Our project in SSIP 2021 was traffic sign detection and recognition. Our aim was to correctly detect traffic signs from images or video streams with a bounding box and to correctly classify the detected signs.

Introduction

Recognition of traffic signs is a challenging real-world problem of high industrial relevance. Although commercial systems have reached the market and several studies on this topic have been published, systematic unbiased comparisons of different approaches are missing and comprehensive benchmark datasets are not freely available.

Traffic sign recognition is a multi-class classification problem with unbalanced class frequencies. Traffic signs can provide a wide range of variations between classes in terms of color, shape, and the presence of pictograms or text. However, there exist subsets of classes (e. g., speed limit signs) that are very similar to each other.

The classier has to cope with large variations in visual appearances due to illumination changes, partial occlusions, rotations, weather conditions, etc.

Dataset

The traffic sign dataset is provided by German traffic sign benchmark and consists of 43 classes representing 43 different types of traffic signs shown in the image below. These don't represent all the types of signs that exist on the road but just a selection of types most commonly seen.

The images in the dataset are not evenly distributed between classes, and some classes consist of only 200 images whereas others consist of over 2000 images. Along with the images the dataset has annotated labels with bounding box data.

You can find the dataset here.

Data preprocessing and expanding the dataset

The problems with the dataset are that image sizes vary between images and the images are not necessarily squared. Also, the dataset does not contain any images of negatives (images without traffic signs) so it is necessary to generate those negative samples to better train the model.

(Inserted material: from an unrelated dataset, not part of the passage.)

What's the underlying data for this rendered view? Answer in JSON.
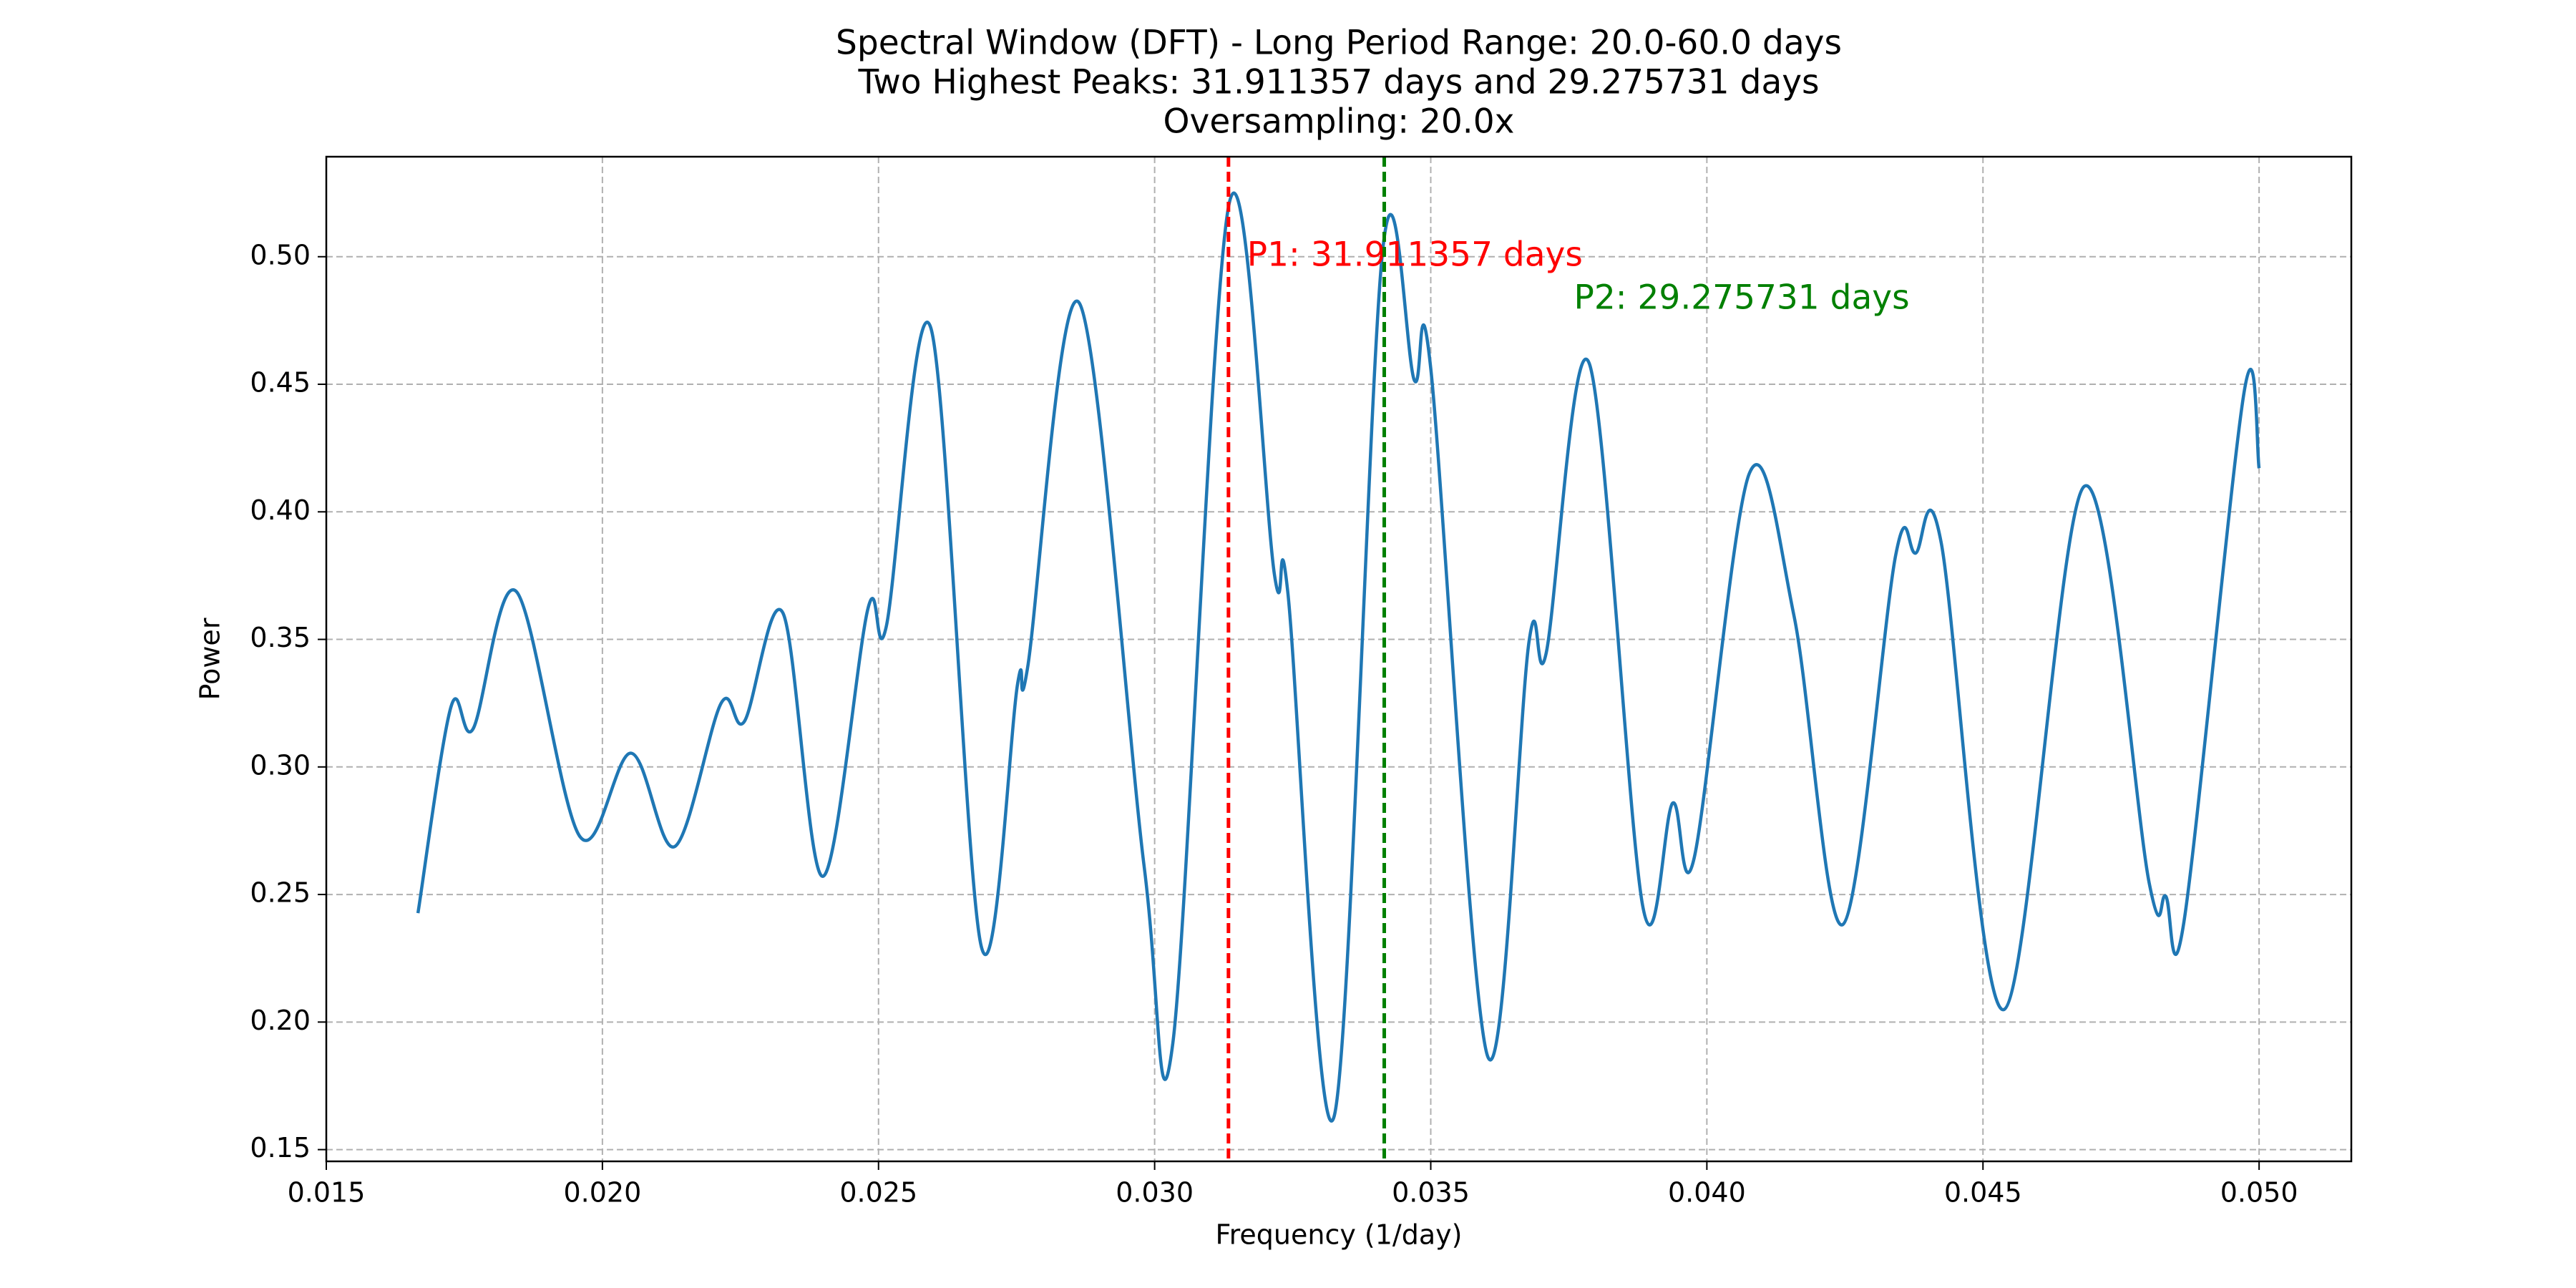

To generate the negative samples we used random street images without traffic signs and then divided them into 64x64 samples. The images were then duplicated and darkened. Using this method ~40 000 negative samples were generated from ~100 street images.

After expanding the dataset the total number of samples was ~80 000.

The final step was converting the data to match YOLO’s input.

Chosen method - YOLOv5

YOLOv5 is a family of object detection architectures and models pretrained on the COCO dataset, and represents open-source research into future vision AI methods, incorporating lessons learned and best practices evolved over thousands of hours of research and development.

YOLO an acronym for 'You only look once', is an object detection algorithm that divides images into a grid system. Each cell in the grid is responsible for detecting objects within itself.

YOLO is one of the most famous object detection algorithms due to its speed and accuracy.

Results

To benchmark the trained model the full GTSRB testing dataset was used.

The testing results were:

  • Precision (P) - 97.8%
  • Recall (R) - 95.8%
  • F1 score - 96.8%
  • mAP@.5 - 98.6%
  • mAP@.5:.95 - 85.8%

The code for the project was written using Google Colab. (GitHub link)